When Kara and Adam Mendelsohn (she, a fashion sales director; he, a designer and consultant) launched KBL Eyewear last season, they focused their attentions on revamping classic styles in wire frames—and, believe it or not, at affordable prices. That won them an audience with the likes of Barneys, Kirna Zabête, and Otte, all of whom snapped up the designs. For their second collection, the duo has expanded to plastic, working in fine Italian acetate. Their new styles are inspired, Adam told us, by a trip to Treviso, Italy, where he stumbled upon a vintage eyewear showroom. That might not make it into the Lonely Planet guides, but credit the guy for single-minded pursuit of his craft, especially with results like these. We particularly like the Wild Promises style (above left), a boxy, unisex shape, and the girly, Jackie O-ish Now Now Now (above right).

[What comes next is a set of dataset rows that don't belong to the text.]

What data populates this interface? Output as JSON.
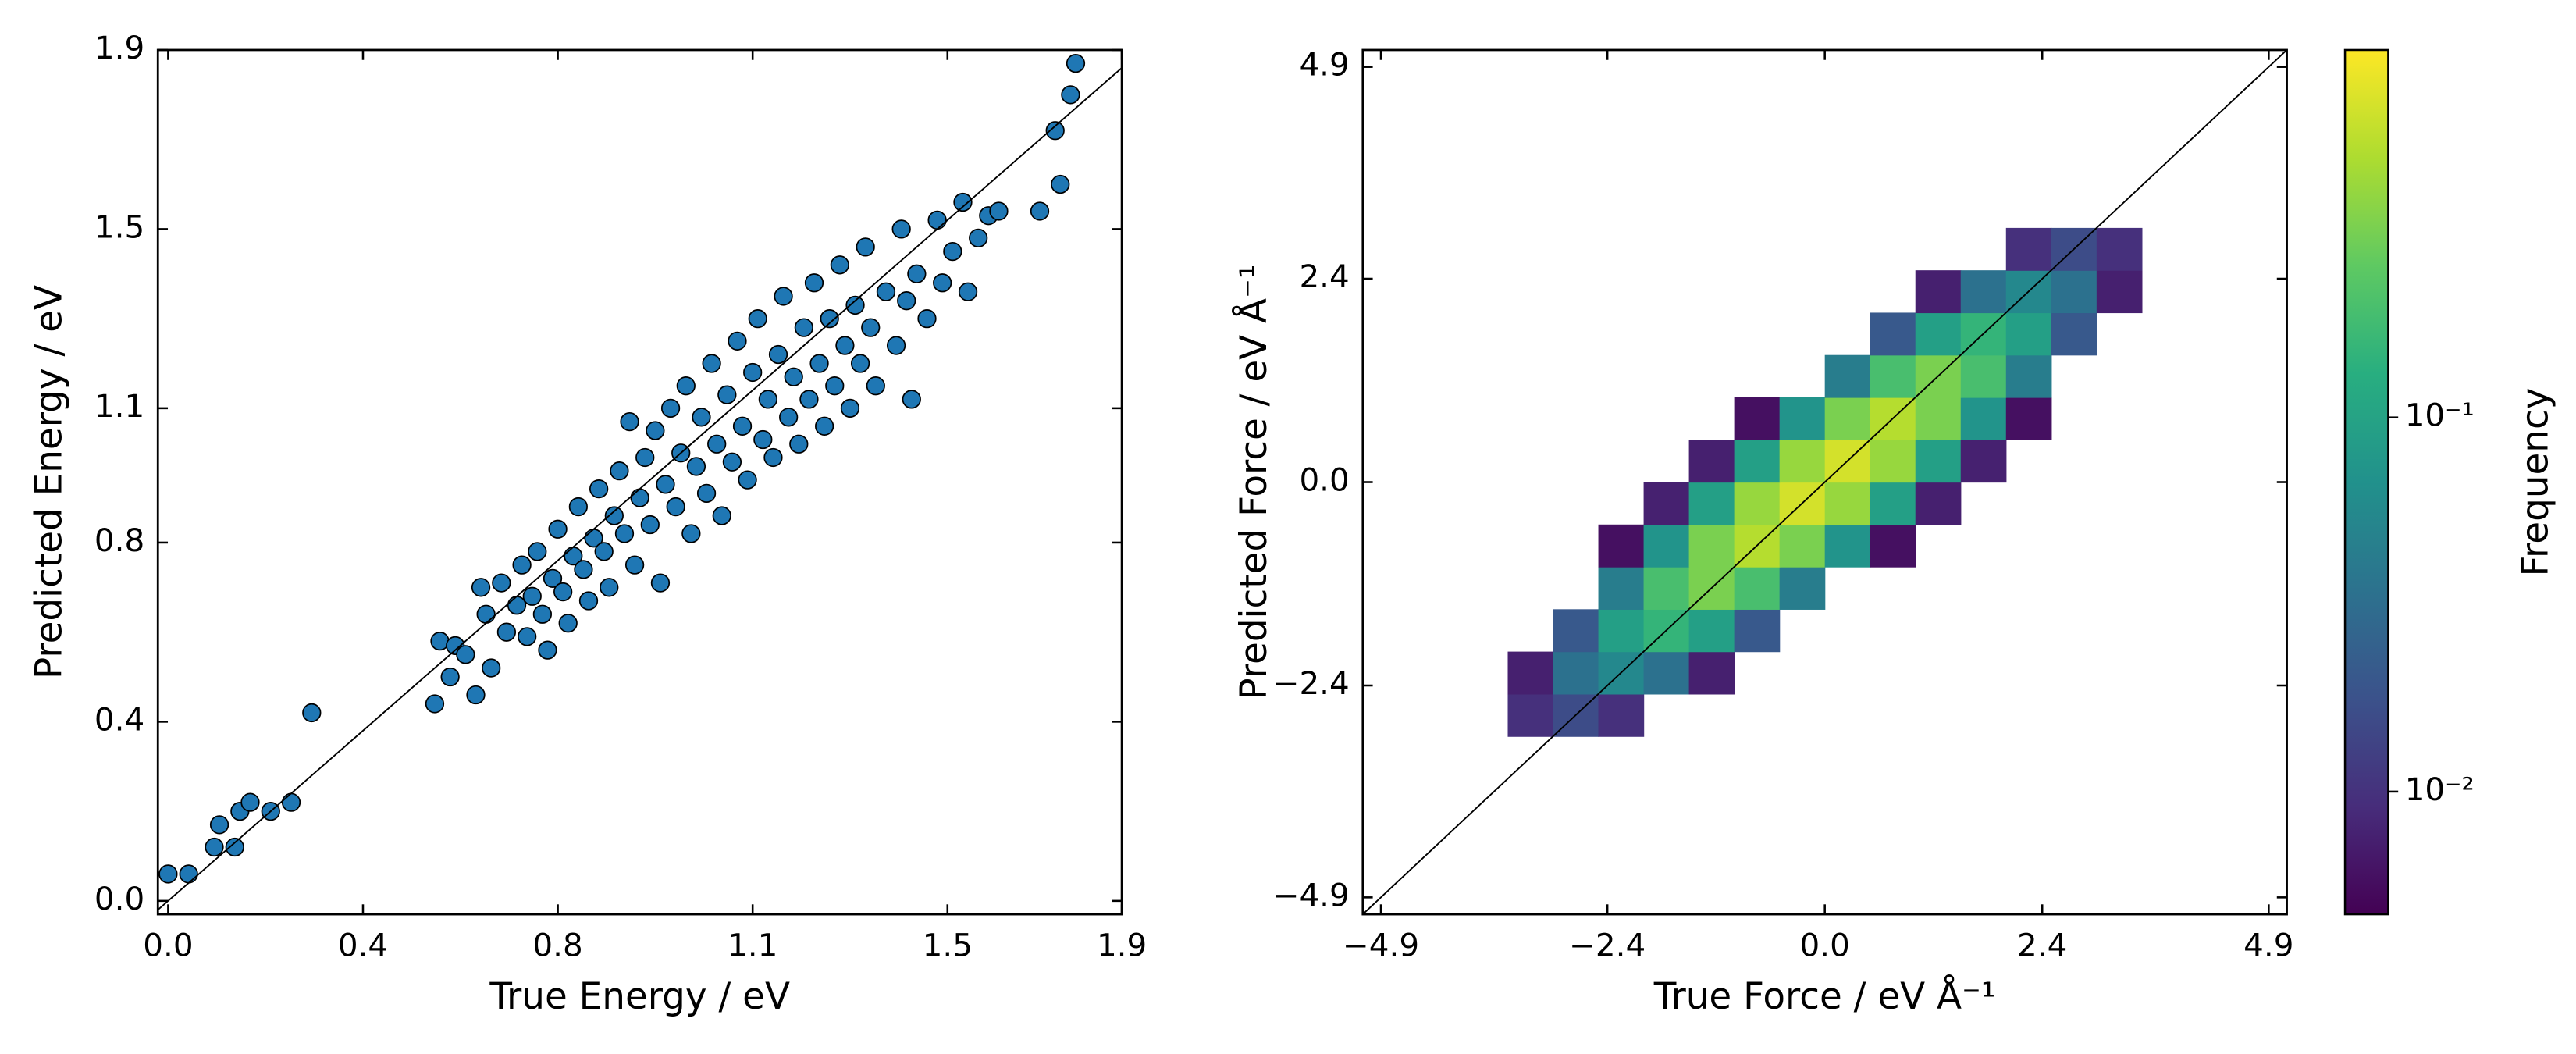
{
  "chart_data": [
    {
      "type": "scatter",
      "xlabel": "True Energy / eV",
      "ylabel": "Predicted Energy / eV",
      "color": "#1f77b4",
      "edgecolor": "#000000",
      "xlim": [
        -0.02,
        1.86
      ],
      "ylim": [
        -0.03,
        1.9
      ],
      "xticks": [
        {
          "value": 0,
          "label": "0.0"
        },
        {
          "value": 0.38,
          "label": "0.4"
        },
        {
          "value": 0.76,
          "label": "0.8"
        },
        {
          "value": 1.14,
          "label": "1.1"
        },
        {
          "value": 1.52,
          "label": "1.5"
        },
        {
          "value": 1.86,
          "label": "1.9"
        }
      ],
      "yticks": [
        {
          "value": 0,
          "label": "0.0"
        },
        0.4,
        0.8,
        1.1,
        1.5,
        1.9
      ],
      "x": [
        0.0,
        0.04,
        0.09,
        0.1,
        0.13,
        0.14,
        0.16,
        0.2,
        0.24,
        0.28,
        0.52,
        0.53,
        0.55,
        0.56,
        0.58,
        0.6,
        0.61,
        0.62,
        0.63,
        0.65,
        0.66,
        0.68,
        0.69,
        0.7,
        0.71,
        0.72,
        0.73,
        0.74,
        0.75,
        0.76,
        0.77,
        0.78,
        0.79,
        0.8,
        0.81,
        0.82,
        0.83,
        0.84,
        0.85,
        0.86,
        0.87,
        0.88,
        0.89,
        0.9,
        0.91,
        0.92,
        0.93,
        0.94,
        0.95,
        0.96,
        0.97,
        0.98,
        0.99,
        1.0,
        1.01,
        1.02,
        1.03,
        1.04,
        1.05,
        1.06,
        1.07,
        1.08,
        1.09,
        1.1,
        1.11,
        1.12,
        1.13,
        1.14,
        1.15,
        1.16,
        1.17,
        1.18,
        1.19,
        1.2,
        1.21,
        1.22,
        1.23,
        1.24,
        1.25,
        1.26,
        1.27,
        1.28,
        1.29,
        1.3,
        1.31,
        1.32,
        1.33,
        1.34,
        1.35,
        1.36,
        1.37,
        1.38,
        1.4,
        1.42,
        1.43,
        1.44,
        1.45,
        1.46,
        1.48,
        1.5,
        1.51,
        1.53,
        1.55,
        1.56,
        1.58,
        1.6,
        1.62,
        1.7,
        1.73,
        1.74,
        1.76,
        1.77
      ],
      "y": [
        0.06,
        0.06,
        0.12,
        0.17,
        0.12,
        0.2,
        0.22,
        0.2,
        0.22,
        0.42,
        0.44,
        0.58,
        0.5,
        0.57,
        0.55,
        0.46,
        0.7,
        0.64,
        0.52,
        0.71,
        0.6,
        0.66,
        0.75,
        0.59,
        0.68,
        0.78,
        0.64,
        0.56,
        0.72,
        0.83,
        0.69,
        0.62,
        0.77,
        0.88,
        0.74,
        0.67,
        0.81,
        0.92,
        0.78,
        0.7,
        0.86,
        0.96,
        0.82,
        1.07,
        0.75,
        0.9,
        0.99,
        0.84,
        1.05,
        0.71,
        0.93,
        1.1,
        0.88,
        1.0,
        1.15,
        0.82,
        0.97,
        1.08,
        0.91,
        1.2,
        1.02,
        0.86,
        1.13,
        0.98,
        1.25,
        1.06,
        0.94,
        1.18,
        1.3,
        1.03,
        1.12,
        0.99,
        1.22,
        1.35,
        1.08,
        1.17,
        1.02,
        1.28,
        1.12,
        1.38,
        1.2,
        1.06,
        1.3,
        1.15,
        1.42,
        1.24,
        1.1,
        1.33,
        1.2,
        1.46,
        1.28,
        1.15,
        1.36,
        1.24,
        1.5,
        1.34,
        1.12,
        1.4,
        1.3,
        1.52,
        1.38,
        1.45,
        1.56,
        1.36,
        1.48,
        1.53,
        1.54,
        1.54,
        1.72,
        1.6,
        1.8,
        1.87
      ]
    },
    {
      "type": "hist2d",
      "xlabel": "True Force / eV Å⁻¹",
      "ylabel": "Predicted Force / eV Å⁻¹",
      "xlim": [
        -5.1,
        5.1
      ],
      "ylim": [
        -5.1,
        5.1
      ],
      "xticks": [
        {
          "value": -4.9,
          "label": "−4.9"
        },
        {
          "value": -2.4,
          "label": "−2.4"
        },
        {
          "value": 0,
          "label": "0.0"
        },
        2.4,
        4.9
      ],
      "yticks": [
        {
          "value": -4.9,
          "label": "−4.9"
        },
        {
          "value": -2.4,
          "label": "−2.4"
        },
        {
          "value": 0,
          "label": "0.0"
        },
        2.4,
        4.9
      ],
      "colormap": "viridis",
      "color_scale": "log",
      "clim": [
        0.0047,
        0.96
      ],
      "clabel": "Frequency",
      "cticks": [
        {
          "value": 0.01,
          "label": "10⁻²"
        },
        {
          "value": 0.1,
          "label": "10⁻¹"
        }
      ],
      "xbins": [
        -5,
        -4.5,
        -4,
        -3.5,
        -3,
        -2.5,
        -2,
        -1.5,
        -1,
        -0.5,
        0,
        0.5,
        1,
        1.5,
        2,
        2.5,
        3,
        3.5,
        4,
        4.5,
        5
      ],
      "ybins": [
        -5,
        -4.5,
        -4,
        -3.5,
        -3,
        -2.5,
        -2,
        -1.5,
        -1,
        -0.5,
        0,
        0.5,
        1,
        1.5,
        2,
        2.5,
        3,
        3.5,
        4,
        4.5,
        5
      ],
      "counts": [
        [
          null,
          null,
          null,
          null,
          null,
          null,
          null,
          null,
          null,
          null,
          null,
          null,
          null,
          null,
          null,
          null,
          null,
          null,
          null,
          null
        ],
        [
          null,
          null,
          null,
          null,
          null,
          null,
          null,
          null,
          null,
          null,
          null,
          null,
          null,
          null,
          null,
          null,
          null,
          null,
          null,
          null
        ],
        [
          null,
          null,
          null,
          null,
          null,
          null,
          null,
          null,
          null,
          null,
          null,
          null,
          null,
          null,
          null,
          null,
          null,
          null,
          null,
          null
        ],
        [
          null,
          null,
          null,
          null,
          null,
          null,
          null,
          null,
          null,
          null,
          null,
          null,
          null,
          null,
          null,
          null,
          null,
          null,
          null,
          null
        ],
        [
          null,
          null,
          null,
          0.0097,
          0.016,
          0.0097,
          null,
          null,
          null,
          null,
          null,
          null,
          null,
          null,
          null,
          null,
          null,
          null,
          null,
          null
        ],
        [
          null,
          null,
          null,
          0.0075,
          0.034,
          0.0557,
          0.034,
          0.0075,
          null,
          null,
          null,
          null,
          null,
          null,
          null,
          null,
          null,
          null,
          null,
          null
        ],
        [
          null,
          null,
          null,
          null,
          0.0205,
          0.092,
          0.152,
          0.092,
          0.0205,
          null,
          null,
          null,
          null,
          null,
          null,
          null,
          null,
          null,
          null,
          null
        ],
        [
          null,
          null,
          null,
          null,
          null,
          0.0434,
          0.195,
          0.321,
          0.195,
          0.0434,
          null,
          null,
          null,
          null,
          null,
          null,
          null,
          null,
          null,
          null
        ],
        [
          null,
          null,
          null,
          null,
          null,
          0.0059,
          0.0717,
          0.321,
          0.528,
          0.321,
          0.0717,
          0.0059,
          null,
          null,
          null,
          null,
          null,
          null,
          null,
          null
        ],
        [
          null,
          null,
          null,
          null,
          null,
          null,
          0.0076,
          0.092,
          0.411,
          0.679,
          0.412,
          0.0917,
          0.0075,
          null,
          null,
          null,
          null,
          null,
          null,
          null
        ],
        [
          null,
          null,
          null,
          null,
          null,
          null,
          null,
          0.0075,
          0.0917,
          0.412,
          0.679,
          0.411,
          0.092,
          0.0076,
          null,
          null,
          null,
          null,
          null,
          null
        ],
        [
          null,
          null,
          null,
          null,
          null,
          null,
          null,
          null,
          0.0059,
          0.0717,
          0.321,
          0.528,
          0.321,
          0.0717,
          0.0059,
          null,
          null,
          null,
          null,
          null
        ],
        [
          null,
          null,
          null,
          null,
          null,
          null,
          null,
          null,
          null,
          null,
          0.0434,
          0.195,
          0.321,
          0.195,
          0.0434,
          null,
          null,
          null,
          null,
          null
        ],
        [
          null,
          null,
          null,
          null,
          null,
          null,
          null,
          null,
          null,
          null,
          null,
          0.0205,
          0.092,
          0.152,
          0.092,
          0.0205,
          null,
          null,
          null,
          null
        ],
        [
          null,
          null,
          null,
          null,
          null,
          null,
          null,
          null,
          null,
          null,
          null,
          null,
          0.0075,
          0.034,
          0.0557,
          0.034,
          0.0075,
          null,
          null,
          null
        ],
        [
          null,
          null,
          null,
          null,
          null,
          null,
          null,
          null,
          null,
          null,
          null,
          null,
          null,
          null,
          0.0097,
          0.016,
          0.0097,
          null,
          null,
          null
        ],
        [
          null,
          null,
          null,
          null,
          null,
          null,
          null,
          null,
          null,
          null,
          null,
          null,
          null,
          null,
          null,
          null,
          null,
          null,
          null,
          null
        ],
        [
          null,
          null,
          null,
          null,
          null,
          null,
          null,
          null,
          null,
          null,
          null,
          null,
          null,
          null,
          null,
          null,
          null,
          null,
          null,
          null
        ],
        [
          null,
          null,
          null,
          null,
          null,
          null,
          null,
          null,
          null,
          null,
          null,
          null,
          null,
          null,
          null,
          null,
          null,
          null,
          null,
          null
        ],
        [
          null,
          null,
          null,
          null,
          null,
          null,
          null,
          null,
          null,
          null,
          null,
          null,
          null,
          null,
          null,
          null,
          null,
          null,
          null,
          null
        ]
      ]
    }
  ]
}
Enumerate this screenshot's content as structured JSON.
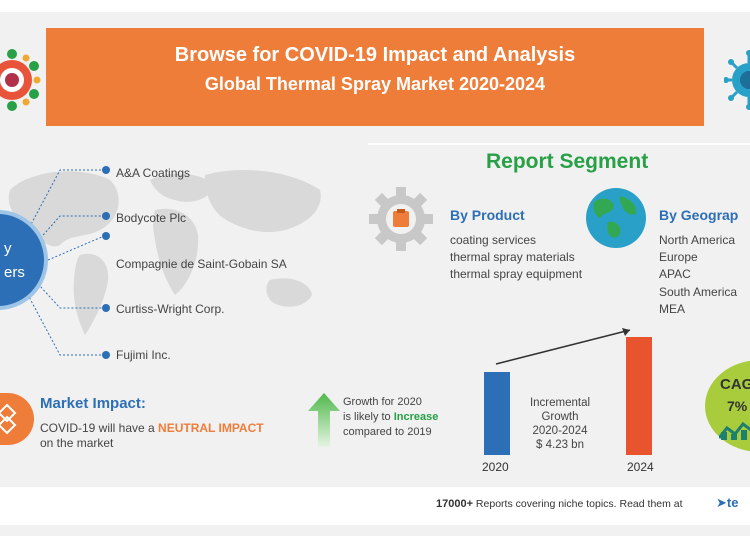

Both make use of KBL’s exclusively developed dream blue, an icy shade reminiscent of the glacial tones Karl used for Chanel. The specs list is long, but if you like a little drudgery with your eyewear, you’ll be happy to know that Kara hand-letters the style name on the inner arm of each pair.
Wild Promises and Now Now Now, each $135, available at www.kbleyewear.com.